STANDARD: Wo orten Sie Defizite?

Frauenberger: Wir stehen im internationalen Vergleich gut da, aber bei Menschenrechten kann man den Zenit nie erreichen. Was den Gewaltschutz betrifft, gibt es noch Luft nach oben. Auch die Frage der Partizipation ist eine große Herausforderung für uns: 24 Prozent der wahlfähigen Wiener Bevölkerung sind nicht wahlberechtigt. Ein weiteres Thema ist Chancengerechtigkeit in der Bildung.

STANDARD: In Wien gibt es immer noch Sonderschulen. Passt das mit dem Menschenrechtsanspruch zusammen?

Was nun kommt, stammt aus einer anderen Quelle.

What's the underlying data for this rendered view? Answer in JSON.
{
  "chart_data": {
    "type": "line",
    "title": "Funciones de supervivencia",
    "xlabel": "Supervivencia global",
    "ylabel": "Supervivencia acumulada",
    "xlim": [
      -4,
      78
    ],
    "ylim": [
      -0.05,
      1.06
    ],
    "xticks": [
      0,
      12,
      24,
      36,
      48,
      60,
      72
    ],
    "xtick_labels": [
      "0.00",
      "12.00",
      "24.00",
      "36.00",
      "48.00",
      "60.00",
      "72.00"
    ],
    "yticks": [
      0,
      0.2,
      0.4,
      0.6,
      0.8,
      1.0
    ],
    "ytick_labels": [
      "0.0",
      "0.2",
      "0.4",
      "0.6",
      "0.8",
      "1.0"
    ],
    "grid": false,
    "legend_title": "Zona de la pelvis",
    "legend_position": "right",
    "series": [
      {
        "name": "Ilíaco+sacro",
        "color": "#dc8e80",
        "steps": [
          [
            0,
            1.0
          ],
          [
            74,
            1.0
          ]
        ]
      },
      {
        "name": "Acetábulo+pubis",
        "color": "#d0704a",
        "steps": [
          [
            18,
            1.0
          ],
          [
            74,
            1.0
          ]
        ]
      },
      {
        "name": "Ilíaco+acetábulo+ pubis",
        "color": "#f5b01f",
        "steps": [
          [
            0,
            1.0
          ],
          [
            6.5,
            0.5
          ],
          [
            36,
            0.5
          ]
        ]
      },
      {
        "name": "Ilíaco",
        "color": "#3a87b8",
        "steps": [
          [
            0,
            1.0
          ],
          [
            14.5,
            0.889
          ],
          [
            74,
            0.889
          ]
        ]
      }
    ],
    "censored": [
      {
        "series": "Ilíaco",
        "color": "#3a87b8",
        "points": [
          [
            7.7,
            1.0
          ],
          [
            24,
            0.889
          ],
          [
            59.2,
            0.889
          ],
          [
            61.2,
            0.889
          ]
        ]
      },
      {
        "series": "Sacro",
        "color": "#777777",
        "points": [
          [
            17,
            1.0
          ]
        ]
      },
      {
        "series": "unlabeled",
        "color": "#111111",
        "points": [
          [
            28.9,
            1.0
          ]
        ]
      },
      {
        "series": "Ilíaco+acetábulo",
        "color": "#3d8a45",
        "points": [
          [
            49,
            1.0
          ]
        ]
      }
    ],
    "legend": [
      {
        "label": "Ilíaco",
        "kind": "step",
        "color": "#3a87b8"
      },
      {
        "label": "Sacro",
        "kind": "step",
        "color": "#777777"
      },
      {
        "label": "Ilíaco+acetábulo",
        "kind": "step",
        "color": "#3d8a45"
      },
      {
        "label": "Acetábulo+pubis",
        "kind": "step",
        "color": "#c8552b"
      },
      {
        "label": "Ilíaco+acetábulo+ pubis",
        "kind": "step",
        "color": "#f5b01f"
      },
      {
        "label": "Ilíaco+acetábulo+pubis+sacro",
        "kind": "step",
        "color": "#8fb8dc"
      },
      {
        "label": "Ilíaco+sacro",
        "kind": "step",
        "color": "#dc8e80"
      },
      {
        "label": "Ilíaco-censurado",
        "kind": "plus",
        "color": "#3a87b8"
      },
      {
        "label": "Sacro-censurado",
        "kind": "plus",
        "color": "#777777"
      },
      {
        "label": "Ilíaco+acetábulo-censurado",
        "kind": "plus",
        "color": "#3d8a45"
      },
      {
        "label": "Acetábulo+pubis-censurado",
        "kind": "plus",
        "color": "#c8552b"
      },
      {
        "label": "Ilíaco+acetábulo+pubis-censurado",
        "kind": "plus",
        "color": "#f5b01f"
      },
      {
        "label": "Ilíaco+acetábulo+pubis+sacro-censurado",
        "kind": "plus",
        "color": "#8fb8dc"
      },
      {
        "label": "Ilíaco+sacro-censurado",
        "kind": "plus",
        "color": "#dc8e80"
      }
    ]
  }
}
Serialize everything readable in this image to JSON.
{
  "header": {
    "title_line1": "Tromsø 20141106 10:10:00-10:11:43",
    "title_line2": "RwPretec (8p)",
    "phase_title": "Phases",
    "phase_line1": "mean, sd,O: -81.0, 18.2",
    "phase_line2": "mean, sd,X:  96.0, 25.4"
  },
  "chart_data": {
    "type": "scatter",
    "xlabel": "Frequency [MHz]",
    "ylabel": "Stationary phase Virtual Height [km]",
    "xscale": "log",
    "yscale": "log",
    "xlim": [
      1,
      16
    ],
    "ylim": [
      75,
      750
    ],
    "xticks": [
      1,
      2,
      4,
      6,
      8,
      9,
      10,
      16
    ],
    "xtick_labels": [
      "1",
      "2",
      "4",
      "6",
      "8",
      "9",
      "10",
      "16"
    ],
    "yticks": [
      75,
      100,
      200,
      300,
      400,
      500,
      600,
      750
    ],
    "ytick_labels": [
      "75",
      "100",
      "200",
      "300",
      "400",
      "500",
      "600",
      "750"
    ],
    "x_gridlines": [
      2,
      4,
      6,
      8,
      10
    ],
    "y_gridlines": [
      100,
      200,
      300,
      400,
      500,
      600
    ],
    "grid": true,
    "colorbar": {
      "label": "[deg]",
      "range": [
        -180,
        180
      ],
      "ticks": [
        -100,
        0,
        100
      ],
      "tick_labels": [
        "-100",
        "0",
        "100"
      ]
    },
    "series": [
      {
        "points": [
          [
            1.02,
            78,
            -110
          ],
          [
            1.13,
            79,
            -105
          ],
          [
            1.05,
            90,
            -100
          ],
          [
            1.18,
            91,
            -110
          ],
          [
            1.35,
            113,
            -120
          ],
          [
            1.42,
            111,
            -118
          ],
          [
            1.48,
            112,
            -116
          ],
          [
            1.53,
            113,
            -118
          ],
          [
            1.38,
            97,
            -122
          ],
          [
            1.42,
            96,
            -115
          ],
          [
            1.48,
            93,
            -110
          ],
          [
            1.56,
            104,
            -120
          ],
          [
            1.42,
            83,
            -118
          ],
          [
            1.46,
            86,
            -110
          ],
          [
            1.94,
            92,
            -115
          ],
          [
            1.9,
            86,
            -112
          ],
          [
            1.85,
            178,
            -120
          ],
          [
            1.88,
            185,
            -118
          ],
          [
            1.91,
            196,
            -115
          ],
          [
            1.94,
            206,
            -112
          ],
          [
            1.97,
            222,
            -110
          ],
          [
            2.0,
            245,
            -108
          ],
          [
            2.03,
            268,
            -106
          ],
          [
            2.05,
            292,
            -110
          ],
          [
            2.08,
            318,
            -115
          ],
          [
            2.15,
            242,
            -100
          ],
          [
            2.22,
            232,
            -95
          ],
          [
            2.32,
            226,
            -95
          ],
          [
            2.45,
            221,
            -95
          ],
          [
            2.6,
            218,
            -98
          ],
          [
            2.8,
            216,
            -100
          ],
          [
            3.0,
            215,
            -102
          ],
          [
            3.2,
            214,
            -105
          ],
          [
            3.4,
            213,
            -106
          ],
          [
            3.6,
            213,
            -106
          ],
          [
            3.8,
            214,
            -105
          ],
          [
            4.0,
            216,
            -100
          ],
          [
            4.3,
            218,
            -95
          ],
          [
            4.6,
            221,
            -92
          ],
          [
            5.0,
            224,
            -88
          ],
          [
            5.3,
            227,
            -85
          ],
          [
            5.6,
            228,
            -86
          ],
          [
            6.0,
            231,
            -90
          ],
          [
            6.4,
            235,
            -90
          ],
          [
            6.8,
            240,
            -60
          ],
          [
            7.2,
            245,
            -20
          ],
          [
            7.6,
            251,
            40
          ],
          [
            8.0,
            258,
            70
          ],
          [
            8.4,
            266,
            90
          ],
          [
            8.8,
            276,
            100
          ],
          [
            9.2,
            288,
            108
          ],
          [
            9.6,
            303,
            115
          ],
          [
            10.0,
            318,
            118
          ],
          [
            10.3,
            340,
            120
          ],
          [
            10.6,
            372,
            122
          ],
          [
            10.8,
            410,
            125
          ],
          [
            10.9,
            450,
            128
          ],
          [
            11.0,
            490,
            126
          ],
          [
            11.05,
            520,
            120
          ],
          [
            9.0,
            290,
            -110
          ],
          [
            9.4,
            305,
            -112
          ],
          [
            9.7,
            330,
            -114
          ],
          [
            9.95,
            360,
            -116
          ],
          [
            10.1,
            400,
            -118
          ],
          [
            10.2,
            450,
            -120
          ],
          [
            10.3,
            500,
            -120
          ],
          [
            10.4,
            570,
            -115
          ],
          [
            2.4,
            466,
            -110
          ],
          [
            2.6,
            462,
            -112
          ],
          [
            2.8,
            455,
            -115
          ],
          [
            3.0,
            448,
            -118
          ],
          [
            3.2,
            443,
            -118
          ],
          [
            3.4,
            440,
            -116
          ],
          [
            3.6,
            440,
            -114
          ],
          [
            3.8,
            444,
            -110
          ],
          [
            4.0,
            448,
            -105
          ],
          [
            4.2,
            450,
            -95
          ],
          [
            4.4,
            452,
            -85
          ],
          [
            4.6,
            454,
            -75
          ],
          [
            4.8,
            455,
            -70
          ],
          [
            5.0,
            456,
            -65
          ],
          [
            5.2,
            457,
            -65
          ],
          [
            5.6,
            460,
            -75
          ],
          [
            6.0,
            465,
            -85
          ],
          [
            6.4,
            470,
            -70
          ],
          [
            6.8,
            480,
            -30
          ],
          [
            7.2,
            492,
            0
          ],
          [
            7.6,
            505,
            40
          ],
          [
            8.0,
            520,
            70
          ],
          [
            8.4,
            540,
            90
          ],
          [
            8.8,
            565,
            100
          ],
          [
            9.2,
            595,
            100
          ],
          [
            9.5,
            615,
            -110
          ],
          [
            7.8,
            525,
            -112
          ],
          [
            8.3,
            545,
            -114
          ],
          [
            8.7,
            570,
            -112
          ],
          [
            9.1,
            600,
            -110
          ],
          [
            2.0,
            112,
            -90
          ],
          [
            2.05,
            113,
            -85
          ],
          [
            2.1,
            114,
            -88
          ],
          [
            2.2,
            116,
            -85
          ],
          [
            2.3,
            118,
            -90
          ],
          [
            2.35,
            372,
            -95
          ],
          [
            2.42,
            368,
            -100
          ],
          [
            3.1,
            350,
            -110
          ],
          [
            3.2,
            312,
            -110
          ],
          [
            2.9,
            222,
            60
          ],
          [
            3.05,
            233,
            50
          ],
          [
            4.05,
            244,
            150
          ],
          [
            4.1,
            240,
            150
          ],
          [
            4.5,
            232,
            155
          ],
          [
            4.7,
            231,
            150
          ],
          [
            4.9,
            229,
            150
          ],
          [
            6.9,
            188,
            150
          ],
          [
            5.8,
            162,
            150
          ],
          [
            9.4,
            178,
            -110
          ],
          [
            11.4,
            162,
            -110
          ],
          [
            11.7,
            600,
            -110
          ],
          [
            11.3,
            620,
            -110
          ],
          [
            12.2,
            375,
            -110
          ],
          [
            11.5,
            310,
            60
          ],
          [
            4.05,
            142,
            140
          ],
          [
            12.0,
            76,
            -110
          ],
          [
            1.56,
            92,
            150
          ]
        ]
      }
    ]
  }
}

Frauenberger: Es wäre ein Problem, wenn Kinder mit Migrationshintergrund automatisch in Sonderpädagogischen Zentren landen. Hier gibt es andere Fördermaßnahmen. Das kann aber noch ausgebaut werden. Die einzige Lösung ist die gemeinsame Schule der 10- bis 14-Jährigen. Hier kann man wirklich schauen: Wo haben die Kinder ihre Stärken, ihre Schwächen?

STANDARD: Ziel müsste demnach die Abschaffung der Sonderschulen sein?

Frauenberger: Das ist zu kurz gegriffen. Grundsätzlich ist Inklusion und inklusiven Ansätzen der Vorzug zu geben. Sonderpädagogische Zentren haben derzeit aber eine Berechtigung. Wenn Kinder massive körperliche oder geistige Behinderungen haben, werden sie dort sehr gut betreut. Der Begriff Sonderschule ist der falsche.

STANDARD: Der Menschenrechtsansatz soll in der Stadtverwaltung Einzug finden. Wie wird das organisiert?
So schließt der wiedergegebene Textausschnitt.